Recognizing the importance and power of a strong brand identity allowed Barack Obama to lay the foundation for a new generation of political design.
Diversity seems to be the prominent theme within political design today — both in the candidates themselves and the brand identities they've created to communicate their message. The 2018 mid-term elections were no exception, marking a new frontier in the collaboration between politics and brand design. The 2020 Democratic presidential candidates are the most diverse primary field ever seen in major-party politics. An ultra-diverse field of political candidates spread throughout the country, combined with a willingness to partner with non-political designers, has opened the floodgates for political design to become more distinct.
From a technical standpoint, emerging design trends among the initial 2020 campaign logos are the use of words over symbols, and the embrace of color outside the traditional red, white and blue. (As evidenced in the graphics below) The patriotic single-letter presidential logos popularized in the last few decades have finally been put to rest.
A new research group called the Center for American Politics and Design (CAPD) has taken special notice to the design renaissance taking place on both sides of the aisle. The group, founded by a small group of designers, was launched to investigate what it calls "the graphic vernacular of American politics." Its first project was a fully searchable and sortable archive of the campaign logos for every major candidate running for the U.S. Senate and House of Representatives in 2018.

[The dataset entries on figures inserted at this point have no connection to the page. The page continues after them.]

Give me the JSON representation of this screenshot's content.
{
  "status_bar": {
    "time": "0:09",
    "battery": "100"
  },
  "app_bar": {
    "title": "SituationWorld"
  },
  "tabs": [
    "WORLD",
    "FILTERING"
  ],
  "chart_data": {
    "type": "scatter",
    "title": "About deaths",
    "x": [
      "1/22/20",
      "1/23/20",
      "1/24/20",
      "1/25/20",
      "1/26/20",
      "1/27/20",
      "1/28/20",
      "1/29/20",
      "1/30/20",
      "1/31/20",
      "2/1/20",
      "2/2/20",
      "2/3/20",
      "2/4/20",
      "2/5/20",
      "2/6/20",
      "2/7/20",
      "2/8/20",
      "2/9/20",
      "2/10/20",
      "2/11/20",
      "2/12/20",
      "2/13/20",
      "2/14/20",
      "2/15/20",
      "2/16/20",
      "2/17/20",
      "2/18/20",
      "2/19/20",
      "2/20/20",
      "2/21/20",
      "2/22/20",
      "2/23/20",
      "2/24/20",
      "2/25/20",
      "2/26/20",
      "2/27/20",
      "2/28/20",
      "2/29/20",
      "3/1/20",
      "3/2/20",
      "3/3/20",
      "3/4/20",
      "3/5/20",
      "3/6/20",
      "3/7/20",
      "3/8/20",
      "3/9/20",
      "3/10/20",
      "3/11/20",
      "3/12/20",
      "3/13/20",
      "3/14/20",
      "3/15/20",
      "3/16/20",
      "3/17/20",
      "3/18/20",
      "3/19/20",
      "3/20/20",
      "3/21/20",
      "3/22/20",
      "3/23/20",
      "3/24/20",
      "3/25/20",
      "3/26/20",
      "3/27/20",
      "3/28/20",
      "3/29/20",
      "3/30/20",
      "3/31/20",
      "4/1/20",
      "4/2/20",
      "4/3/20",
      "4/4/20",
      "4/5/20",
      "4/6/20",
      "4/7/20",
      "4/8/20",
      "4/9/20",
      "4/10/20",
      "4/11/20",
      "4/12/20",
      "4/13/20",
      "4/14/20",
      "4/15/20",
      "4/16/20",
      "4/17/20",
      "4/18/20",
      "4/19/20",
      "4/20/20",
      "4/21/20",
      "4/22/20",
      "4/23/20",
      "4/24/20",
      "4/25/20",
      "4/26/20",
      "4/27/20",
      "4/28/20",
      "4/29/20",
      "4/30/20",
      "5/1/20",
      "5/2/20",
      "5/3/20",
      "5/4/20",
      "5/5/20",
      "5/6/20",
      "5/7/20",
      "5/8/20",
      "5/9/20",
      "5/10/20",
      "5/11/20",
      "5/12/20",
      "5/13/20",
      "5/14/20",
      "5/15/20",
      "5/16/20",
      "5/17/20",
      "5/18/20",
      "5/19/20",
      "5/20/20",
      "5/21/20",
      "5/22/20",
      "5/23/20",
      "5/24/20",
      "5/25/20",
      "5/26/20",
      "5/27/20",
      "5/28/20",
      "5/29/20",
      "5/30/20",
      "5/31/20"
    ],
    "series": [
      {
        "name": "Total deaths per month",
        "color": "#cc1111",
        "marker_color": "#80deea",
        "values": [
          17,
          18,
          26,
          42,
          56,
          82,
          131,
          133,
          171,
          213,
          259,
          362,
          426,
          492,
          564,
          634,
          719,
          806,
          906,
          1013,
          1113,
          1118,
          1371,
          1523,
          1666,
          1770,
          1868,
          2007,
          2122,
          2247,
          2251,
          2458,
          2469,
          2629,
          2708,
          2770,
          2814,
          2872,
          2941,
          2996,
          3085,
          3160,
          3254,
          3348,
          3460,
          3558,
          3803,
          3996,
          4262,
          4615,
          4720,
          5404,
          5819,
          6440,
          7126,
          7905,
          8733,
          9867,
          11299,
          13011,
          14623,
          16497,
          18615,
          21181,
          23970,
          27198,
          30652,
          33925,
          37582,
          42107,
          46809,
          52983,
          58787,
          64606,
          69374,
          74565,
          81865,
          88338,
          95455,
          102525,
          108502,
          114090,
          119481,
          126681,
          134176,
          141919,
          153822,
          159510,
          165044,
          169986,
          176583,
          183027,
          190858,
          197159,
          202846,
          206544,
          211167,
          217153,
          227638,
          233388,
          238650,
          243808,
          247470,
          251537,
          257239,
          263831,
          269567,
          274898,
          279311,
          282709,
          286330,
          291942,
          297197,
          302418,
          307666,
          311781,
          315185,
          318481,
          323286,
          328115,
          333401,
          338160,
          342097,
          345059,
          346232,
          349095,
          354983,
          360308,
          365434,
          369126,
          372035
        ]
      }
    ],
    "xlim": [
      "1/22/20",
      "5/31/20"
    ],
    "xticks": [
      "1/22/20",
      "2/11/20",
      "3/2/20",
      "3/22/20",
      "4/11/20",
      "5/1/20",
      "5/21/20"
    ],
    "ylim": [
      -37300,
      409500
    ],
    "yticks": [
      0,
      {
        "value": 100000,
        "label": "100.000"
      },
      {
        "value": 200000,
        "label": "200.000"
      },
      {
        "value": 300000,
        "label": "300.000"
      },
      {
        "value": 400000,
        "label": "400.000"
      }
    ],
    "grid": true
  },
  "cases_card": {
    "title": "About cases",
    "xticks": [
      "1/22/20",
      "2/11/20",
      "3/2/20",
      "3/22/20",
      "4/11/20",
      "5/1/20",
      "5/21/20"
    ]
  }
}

Founded in 2018, CAPD aims to increase political literacy among designers and to foster a dialogue about the role of design in the American democratic process. The CAPD also analyzes design in terms of FEC candidate fundraising data, as well as by each district’s gross domestic product.
Design alone will never actually swing an election. That's still up to the candidates. But how a candidate represents themselves visually can make a lasting mark on voters.